Mining and transport firm Grupo Mexico confirmed Tuesday it had terminated a high-profile construction contract to build an embattled tourist railway in Mexico’s southeast.
Executives said in an earnings call that it would no longer be building the Mayan Train, one of the government’s signature economic development projects currently under construction in Mexico’s southeast.
“We reached a neutral agreement with the government to hand over the Mayan Train project to the Defense Secretary Sedena,” a top executive said, adding that the decision came after multiple injunctions put the project’s completion in jeopardy.
The confirmation came after Grupo Mexico reported a 40.5% drop in its second-quarter net profit from the same period a year earlier, as sales fell while costs rose, according to a company filing.
Second-quarter net profit stood at $611 million, down from the $1.03 billion from the year-ago period.
One of the world’s largest copper producers and a major Mexican rail operator, Grupo Mexico also posted a 12% drop in copper production in the second quarter from last year.
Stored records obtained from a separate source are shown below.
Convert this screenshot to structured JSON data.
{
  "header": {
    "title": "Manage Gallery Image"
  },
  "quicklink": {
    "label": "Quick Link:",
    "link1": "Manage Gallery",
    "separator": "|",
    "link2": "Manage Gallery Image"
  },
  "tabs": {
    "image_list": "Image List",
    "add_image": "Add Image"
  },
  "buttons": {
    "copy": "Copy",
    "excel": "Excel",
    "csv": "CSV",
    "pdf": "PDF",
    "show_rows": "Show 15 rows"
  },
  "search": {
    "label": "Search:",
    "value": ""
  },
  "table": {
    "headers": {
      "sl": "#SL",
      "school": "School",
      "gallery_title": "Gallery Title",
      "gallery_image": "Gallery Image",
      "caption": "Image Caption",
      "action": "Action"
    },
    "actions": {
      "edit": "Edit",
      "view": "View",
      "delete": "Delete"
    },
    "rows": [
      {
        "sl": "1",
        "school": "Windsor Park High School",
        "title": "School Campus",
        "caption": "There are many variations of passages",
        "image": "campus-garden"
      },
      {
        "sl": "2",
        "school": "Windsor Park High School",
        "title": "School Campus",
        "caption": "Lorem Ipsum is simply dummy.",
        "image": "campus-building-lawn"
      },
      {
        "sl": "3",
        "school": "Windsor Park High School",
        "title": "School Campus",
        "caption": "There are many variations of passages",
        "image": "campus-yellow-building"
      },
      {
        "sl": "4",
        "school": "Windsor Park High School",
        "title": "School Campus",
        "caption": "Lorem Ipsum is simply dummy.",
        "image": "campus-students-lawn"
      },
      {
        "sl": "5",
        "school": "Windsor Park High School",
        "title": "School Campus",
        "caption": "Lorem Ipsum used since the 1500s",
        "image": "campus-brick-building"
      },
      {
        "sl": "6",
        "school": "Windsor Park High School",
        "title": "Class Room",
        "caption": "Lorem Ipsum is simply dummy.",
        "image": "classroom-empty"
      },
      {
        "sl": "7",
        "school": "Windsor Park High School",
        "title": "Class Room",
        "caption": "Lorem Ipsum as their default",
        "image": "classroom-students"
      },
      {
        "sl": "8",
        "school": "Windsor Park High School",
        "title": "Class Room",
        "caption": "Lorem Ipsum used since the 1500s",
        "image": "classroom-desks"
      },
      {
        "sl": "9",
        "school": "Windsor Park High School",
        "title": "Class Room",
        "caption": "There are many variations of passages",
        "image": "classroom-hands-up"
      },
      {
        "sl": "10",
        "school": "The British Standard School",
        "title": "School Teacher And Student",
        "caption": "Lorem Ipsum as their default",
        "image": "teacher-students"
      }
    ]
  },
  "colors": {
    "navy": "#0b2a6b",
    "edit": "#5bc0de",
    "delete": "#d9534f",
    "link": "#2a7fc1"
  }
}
The firm expects to see a further drop in copper production, especially in Chile and Peru, as U.S. demand decreases and tensions persist with local communities near its Peruvian mine Las Bambas, the group’s Vice Chairman Xavier Garcia De Quevedo Topete said during a call with analysts.
“We believe the economic slowdown in the U.S, China and Europe have temporarily weakened the demand for copper and are driving reductions in prices,” he said.
A community protest in Peru halted production at the company’s Cuajone mine for over a month back in March.
Grupo Mexico also said in the filing that the Los Chancas mining project in Peru, which is still under construction, was affected by protests between February and May too, which could impact its future production projections.
Brokerage JP Morgan said the Mexican company’s results for the period were “weak…as illegal strikes in Cuajone continued to impact volumes and consequentially costs”.
Asked about the group’s interest to buy Citigroup’s Mexican retail bank unit, a top executive said they continue to analyze M&A opportunities and look at prices to provide value for shareholders, without disclosing specific information of a bid.
Shares in Grupo Mexico were down 0.7% to 75.32 Mexican pesos.
Earnings before interest, tax, depreciation and amortization (EBITDA) for the quarter slid to $1.4 billion, a 41.2% drop year-on-year, and missing the Refinitiv estimate of $2.04 billion.